In 1958, four Quakers sailed on the boat the Golden Rule into the Marshall Islands’ nuclear testing zone, igniting a global anti-nuclear weapon protest movement. The Quakers spent 60 days in prison, but the world heard the message loud and clear.
“That incident sparked the treaty that banned nuclear testing everywhere except underground,” said Gerry Condon, vice-president of Veterans For Peace.
As part of a month-long tour, the Golden Rule docked at the Port of Friday Harbor last Wednesday. Crew members welcomed guests on board from 10 a.m. -5 p.m., gave the history of the boat, and discussed the mission of Veterans For Peace. Veterans For Peace has become an international organization, with chapters in at least 100 cities, according to Condon. Their mission is to educate others about the high cost of war, to abolish nuclear weapons and war in general. It is made up primarily of Vietnam veterans, but also of veterans from World War II, the Korean War, and most recently, veterans from the Iraq and Afghanistan wars.
From Friday Harbor, the Golden Rule, captained by islander Terry Lush, visited Victoria B.C. to participate in a boat show. They also made a pit stop on Orcas Island, Sept. 5 and 6, before they headed to Port Townsend. Now they are making their way to their home port of Eureka, Calif.
Since its journey in 1958, the Golden Rule, has passed through many owners’ hands and eventually sunk in Humbolt Bay California after a large storm. Shipyard owner Leroy Zerlang dredged up the Golden Rule in 2010. With two giant holes in its side, the 30 foot sailboat was in rough condition.
“Zerlang was going to buy some whiskey and burn it,” said Michael Gonzales, Veteran for Peace member and permanent Golden Rule crew, who labored five years to restore it, “but decided, fortunately, to wait and look up the boat’s history.”
Veterans For Peace also caught wind that the Golden Rule was in need of repair, and, according to Gonzales, made a deal with Zerlang. The agreement was that if Zerlang provided space for the vessel for one year, Veterans for Peace would restore it. The restoration ended up taking five years, but the Golden Rule is sailing once again.

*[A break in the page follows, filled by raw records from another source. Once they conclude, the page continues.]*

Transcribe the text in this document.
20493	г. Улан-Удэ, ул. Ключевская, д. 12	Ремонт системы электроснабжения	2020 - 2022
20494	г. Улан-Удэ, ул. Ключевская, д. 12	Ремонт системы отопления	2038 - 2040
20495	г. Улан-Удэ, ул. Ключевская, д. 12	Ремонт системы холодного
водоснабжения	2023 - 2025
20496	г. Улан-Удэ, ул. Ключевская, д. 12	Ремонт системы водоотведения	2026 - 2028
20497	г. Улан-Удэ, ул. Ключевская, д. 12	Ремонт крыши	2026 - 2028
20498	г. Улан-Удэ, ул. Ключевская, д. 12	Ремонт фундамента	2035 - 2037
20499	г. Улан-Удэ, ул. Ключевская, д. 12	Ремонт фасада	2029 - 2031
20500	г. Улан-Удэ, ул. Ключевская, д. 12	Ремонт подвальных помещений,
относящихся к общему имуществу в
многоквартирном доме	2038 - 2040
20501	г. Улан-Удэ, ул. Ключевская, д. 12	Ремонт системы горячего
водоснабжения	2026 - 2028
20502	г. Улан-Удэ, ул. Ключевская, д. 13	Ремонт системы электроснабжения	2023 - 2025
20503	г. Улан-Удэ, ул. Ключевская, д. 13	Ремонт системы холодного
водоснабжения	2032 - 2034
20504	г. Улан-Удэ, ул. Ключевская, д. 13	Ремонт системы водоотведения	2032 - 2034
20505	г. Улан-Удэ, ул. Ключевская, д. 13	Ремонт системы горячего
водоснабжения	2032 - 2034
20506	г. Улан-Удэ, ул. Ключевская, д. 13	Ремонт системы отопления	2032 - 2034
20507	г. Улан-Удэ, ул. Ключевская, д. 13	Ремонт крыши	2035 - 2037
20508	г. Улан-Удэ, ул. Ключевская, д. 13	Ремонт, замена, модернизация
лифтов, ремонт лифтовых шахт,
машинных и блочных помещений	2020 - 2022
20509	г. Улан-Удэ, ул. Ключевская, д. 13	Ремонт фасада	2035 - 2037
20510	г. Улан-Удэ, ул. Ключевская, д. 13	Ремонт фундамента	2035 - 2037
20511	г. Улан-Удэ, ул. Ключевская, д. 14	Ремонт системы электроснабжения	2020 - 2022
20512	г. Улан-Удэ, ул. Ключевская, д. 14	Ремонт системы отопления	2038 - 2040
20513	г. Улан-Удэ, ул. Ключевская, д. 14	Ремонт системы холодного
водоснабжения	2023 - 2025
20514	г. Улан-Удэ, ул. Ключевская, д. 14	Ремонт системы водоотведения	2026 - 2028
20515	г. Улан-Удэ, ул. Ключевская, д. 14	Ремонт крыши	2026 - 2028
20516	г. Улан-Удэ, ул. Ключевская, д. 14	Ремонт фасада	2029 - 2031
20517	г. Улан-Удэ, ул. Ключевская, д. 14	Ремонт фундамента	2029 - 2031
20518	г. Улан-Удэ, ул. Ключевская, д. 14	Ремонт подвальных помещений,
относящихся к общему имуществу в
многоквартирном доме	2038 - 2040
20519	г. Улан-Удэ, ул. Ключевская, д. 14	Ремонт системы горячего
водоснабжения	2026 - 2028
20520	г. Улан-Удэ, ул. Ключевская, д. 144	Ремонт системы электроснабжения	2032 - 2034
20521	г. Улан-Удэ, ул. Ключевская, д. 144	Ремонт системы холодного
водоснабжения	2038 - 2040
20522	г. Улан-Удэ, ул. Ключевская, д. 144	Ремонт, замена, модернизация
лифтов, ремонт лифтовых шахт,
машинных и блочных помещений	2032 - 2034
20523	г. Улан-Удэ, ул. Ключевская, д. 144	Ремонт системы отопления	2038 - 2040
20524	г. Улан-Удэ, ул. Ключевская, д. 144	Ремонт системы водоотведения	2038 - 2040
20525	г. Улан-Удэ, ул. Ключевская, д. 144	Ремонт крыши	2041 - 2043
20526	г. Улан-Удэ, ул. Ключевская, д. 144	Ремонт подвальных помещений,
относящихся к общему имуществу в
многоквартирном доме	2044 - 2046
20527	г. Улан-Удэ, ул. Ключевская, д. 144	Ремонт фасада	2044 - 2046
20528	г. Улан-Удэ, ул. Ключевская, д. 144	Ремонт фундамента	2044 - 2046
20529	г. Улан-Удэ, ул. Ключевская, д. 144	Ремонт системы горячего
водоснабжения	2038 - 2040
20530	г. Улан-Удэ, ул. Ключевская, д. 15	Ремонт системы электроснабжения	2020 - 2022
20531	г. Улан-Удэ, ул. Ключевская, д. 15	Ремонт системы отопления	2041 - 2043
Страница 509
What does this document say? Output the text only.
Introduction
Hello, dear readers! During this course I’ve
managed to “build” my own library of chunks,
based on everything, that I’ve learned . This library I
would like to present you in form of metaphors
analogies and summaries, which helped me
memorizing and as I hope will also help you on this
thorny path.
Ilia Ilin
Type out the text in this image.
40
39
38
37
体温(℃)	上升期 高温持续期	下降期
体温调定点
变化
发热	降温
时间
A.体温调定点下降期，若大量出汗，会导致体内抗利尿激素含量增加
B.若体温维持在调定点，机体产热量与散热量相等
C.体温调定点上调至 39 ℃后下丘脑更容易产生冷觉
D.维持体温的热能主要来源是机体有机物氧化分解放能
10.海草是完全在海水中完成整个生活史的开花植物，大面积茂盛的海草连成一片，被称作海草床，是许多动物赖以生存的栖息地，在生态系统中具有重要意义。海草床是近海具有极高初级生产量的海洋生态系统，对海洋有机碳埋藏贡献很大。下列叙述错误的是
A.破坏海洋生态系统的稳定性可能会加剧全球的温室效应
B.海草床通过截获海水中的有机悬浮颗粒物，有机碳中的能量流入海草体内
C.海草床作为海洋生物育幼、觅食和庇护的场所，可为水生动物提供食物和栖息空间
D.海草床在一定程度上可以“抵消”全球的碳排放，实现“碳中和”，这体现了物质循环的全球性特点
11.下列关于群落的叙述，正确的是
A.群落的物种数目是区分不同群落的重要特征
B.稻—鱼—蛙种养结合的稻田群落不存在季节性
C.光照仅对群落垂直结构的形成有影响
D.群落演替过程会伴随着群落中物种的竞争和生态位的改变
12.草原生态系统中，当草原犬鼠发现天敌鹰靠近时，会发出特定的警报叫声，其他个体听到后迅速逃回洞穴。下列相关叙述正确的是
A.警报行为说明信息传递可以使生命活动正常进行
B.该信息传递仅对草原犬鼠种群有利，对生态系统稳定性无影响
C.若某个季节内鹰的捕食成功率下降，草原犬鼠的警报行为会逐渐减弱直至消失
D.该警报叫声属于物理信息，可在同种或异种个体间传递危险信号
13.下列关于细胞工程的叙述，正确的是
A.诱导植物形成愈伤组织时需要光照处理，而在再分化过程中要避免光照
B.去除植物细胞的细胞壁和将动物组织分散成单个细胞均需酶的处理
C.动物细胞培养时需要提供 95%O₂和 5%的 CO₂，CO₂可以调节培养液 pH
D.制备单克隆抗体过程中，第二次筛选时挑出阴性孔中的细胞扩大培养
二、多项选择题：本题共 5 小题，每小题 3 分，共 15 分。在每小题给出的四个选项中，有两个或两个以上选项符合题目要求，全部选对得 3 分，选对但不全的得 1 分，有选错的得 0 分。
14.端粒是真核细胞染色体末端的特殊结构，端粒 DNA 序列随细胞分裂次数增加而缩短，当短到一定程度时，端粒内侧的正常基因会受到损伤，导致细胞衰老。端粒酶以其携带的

The nuclear treaty signed by President John F. Kennedy five years after the Quakers Marshall Island protest is known as the Limited Test Ban Treaty and also encouraged nuclear disarmament. Unfortunately, world-wide disarmament has not gotten far. Condon said Russia and the U.S. have thousands of nuclear warheads pointed at each other. These weapons, he explained, are hair- triggered, meaning that if they sense a nuclear weapon has been launched by the opposition, they will have the ability to immediately fire back. As with any technology, there have been glitches and false alarms, but these have so far, have been caught, Condon said. He also went on to add that Banger, Wash., with its eight trident nuclear submarines, is one of the biggest nuclear bases in the country if not the world.
“If something does happen,” Conden said, “the Puget Sound will be the number one target.”
Conden also mentioned that recently, the Obama administration has pushed to modernize U.S. nuclear weapons in a proposal that would cost about one trillion dollars. This, Condon warned, would create more agile and active weapons that are more likely to be used.
“We are in greater danger than ever before of a nuclear war,” said Condon.